A colleague at work suggested I trying running the experience of reading a printed book and then a book on the Kindle through the characteristics, so here goes:

  • Informational: Printed books have a much higher resolution than the Kindle (300 DPI vs 167 PPI) and are unconstrained in size, unlike the Kindle’s 6″ or 9.7″ screen.  This gives the printed book an edge in the amount and complexity of information that can be displayed.  The Kindle, however, can hold over 1,500 books its modem allows instant access to over 300,000 titles.
  • Actionable: Printed books make no actions available, the Kindle on the other hand, allows readers to look-up terms, download other books, and more.
  • Social: Printed books have no social features (except perhaps writing in the margin – which is discouraged in most cases!).  The Kindle also has no social features – which is quite surprising considering what its capable of and who created it! Seth Godin has some great ideas that could move the Kindle up the social scale.
  • Personal: Printed books are usually very generic (identical for everyone), however, there are circumstances in which they can be personalized.  Our daughter, Abby, received a book on her first birthday that spelled out and used her name throughout.  The Kindle, as you might expect, offers a few more personalization features like bookmarking, annotations, loading your personal documents onto it, etc.
  • Scoped: Printed books are very narrow in scope, they present their text and pictures and nothing more.  The Kindle, on the other hand, as well as enabling you to read it like a printed book, lets you search, look-up words in a dictionary, gives you web access, it will even play music and read to you!

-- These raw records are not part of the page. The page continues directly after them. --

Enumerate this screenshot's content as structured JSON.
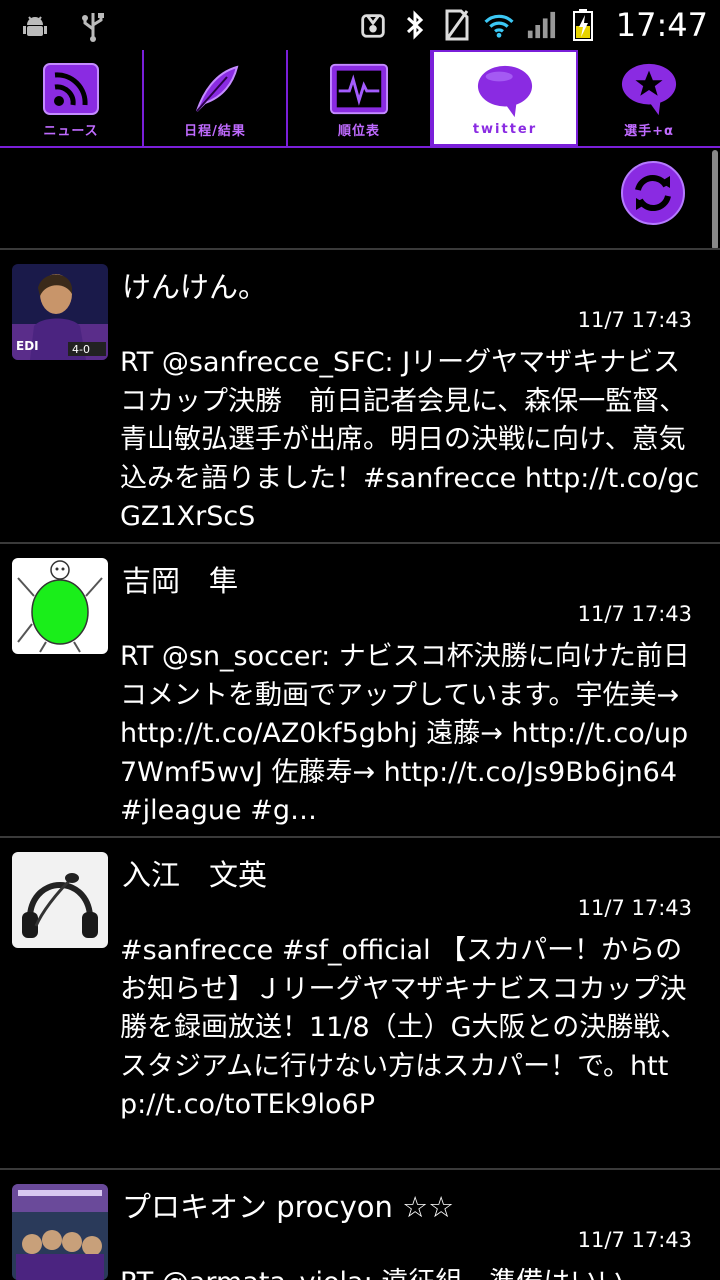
{
  "status_bar": {
    "time": "17:47"
  },
  "tabs": [
    {
      "label": "ニュース",
      "icon": "rss-icon"
    },
    {
      "label": "日程/結果",
      "icon": "feather-icon"
    },
    {
      "label": "順位表",
      "icon": "pulse-icon"
    },
    {
      "label": "twitter",
      "icon": "speech-bubble-icon",
      "active": true
    },
    {
      "label": "選手+α",
      "icon": "star-bubble-icon"
    }
  ],
  "colors": {
    "accent": "#7a1fd9",
    "background": "#000000",
    "text": "#ffffff"
  },
  "tweets": [
    {
      "name": "けんけん。",
      "time": "11/7 17:43",
      "text": "RT @sanfrecce_SFC: Jリーグヤマザキナビスコカップ決勝　前日記者会見に、森保一監督、青山敏弘選手が出席。明日の決戦に向け、意気込みを語りました！#sanfrecce http://t.co/gcGZ1XrScS",
      "score": "4-0"
    },
    {
      "name": "吉岡　隼",
      "time": "11/7 17:43",
      "text": "RT @sn_soccer: ナビスコ杯決勝に向けた前日コメントを動画でアップしています。宇佐美→ http://t.co/AZ0kf5gbhj 遠藤→ http://t.co/up7Wmf5wvJ 佐藤寿→ http://t.co/Js9Bb6jn64 #jleague #g…"
    },
    {
      "name": "入江　文英",
      "time": "11/7 17:43",
      "text": "#sanfrecce #sf_official 【スカパー！からのお知らせ】Ｊリーグヤマザキナビスコカップ決勝を録画放送！11/8（土）G大阪との決勝戦、スタジアムに行けない方はスカパー！で。http://t.co/toTEk9lo6P"
    },
    {
      "name": "プロキオン procyon ☆☆",
      "time": "11/7 17:43",
      "text": "RT @armata_viola: 遠征組、準備はいい"
    }
  ]
}
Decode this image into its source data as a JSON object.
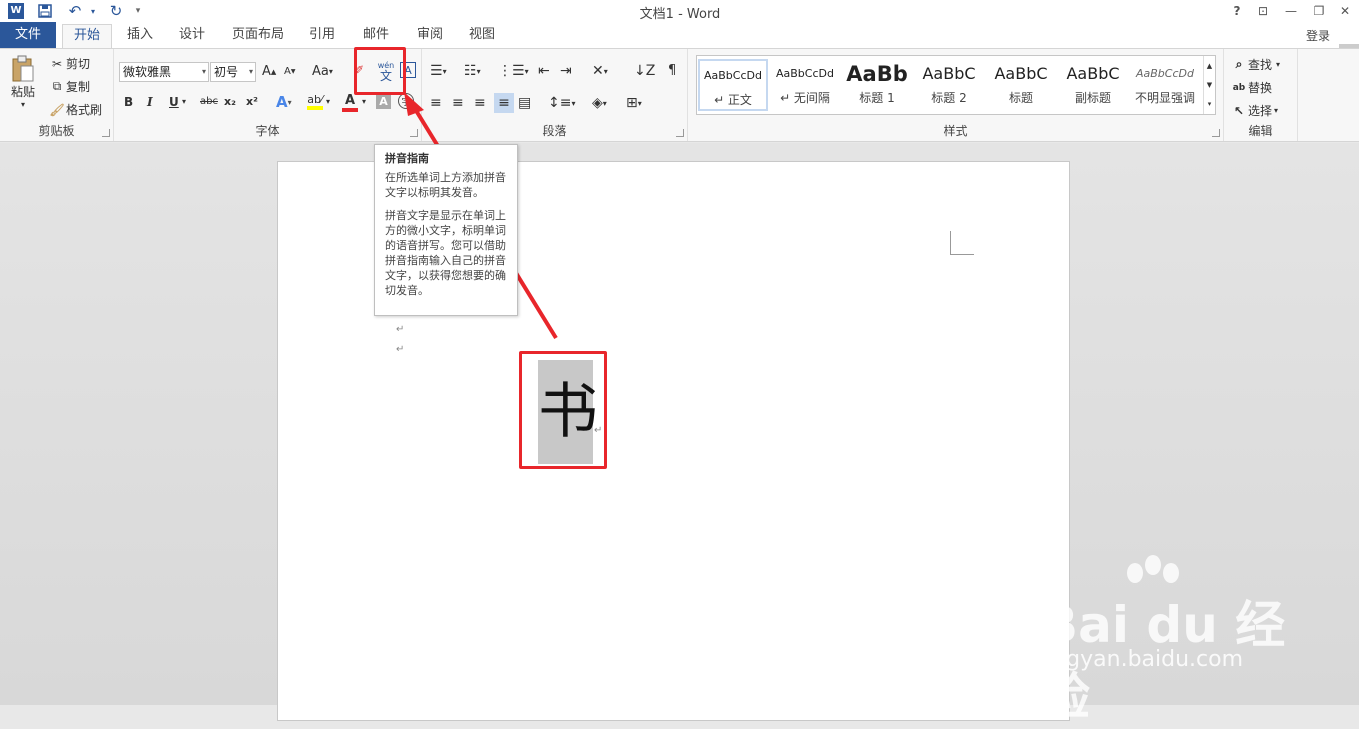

  • Learnable: I’m going to go out on a limb and explore an idea here by saying that a printed book is no more learnable than the Kindle.  They’re both self-directed experiences, however, the narrow scope and physical simplicity of a book makes its manipulation very comprehensible and controllable (see the principles of UX) vs the Kindle, which given its broader scope and electronic (stateful) nature has greater challenges to overcome (you don’t need to “switch on” a book!)
  • Configurable: Printed books are not configurable (maybe I can take the dust jacket off).  The Kindle, however, allows readers to change the text size (hmmm, is that the only way the Kindle is configurable?)
  • Adaptive: Neither printed book or the Kindle are adaptive (unless someone with a Kindle tells me otherwise?).  Perhaps an unintended adaptive aspect of a printed book might be that the more it gets opened at a certain page the more it will fall open at that page?
  • Playful: The printed format of a book isn’t very “fun” (of course the contents can be).  The Kindle shares this approach – the interface experience itself isn’t intended to be ‘fun’ – in fact its intended to be invisible: “Our top design objective was to make Kindle disappear–just like a physical book–so you can get lost in your reading, not the technology.”
  • Impartial: Printed books typically include a list of “other books by this author” and sometimes even a sample chapter from the next book in an attempt to influence the reader to buy another book.  Although I haven’t seen a Kindle for long enough, knowing Amazon i’m sure it turns these features “up to 11”.

These case studies are intended to explore the broad range of characteristics at a fairly shallow level for an experience.  I’ll also be diving into the details of individual characteristics in future posts. Please keep sending your ideas and comments!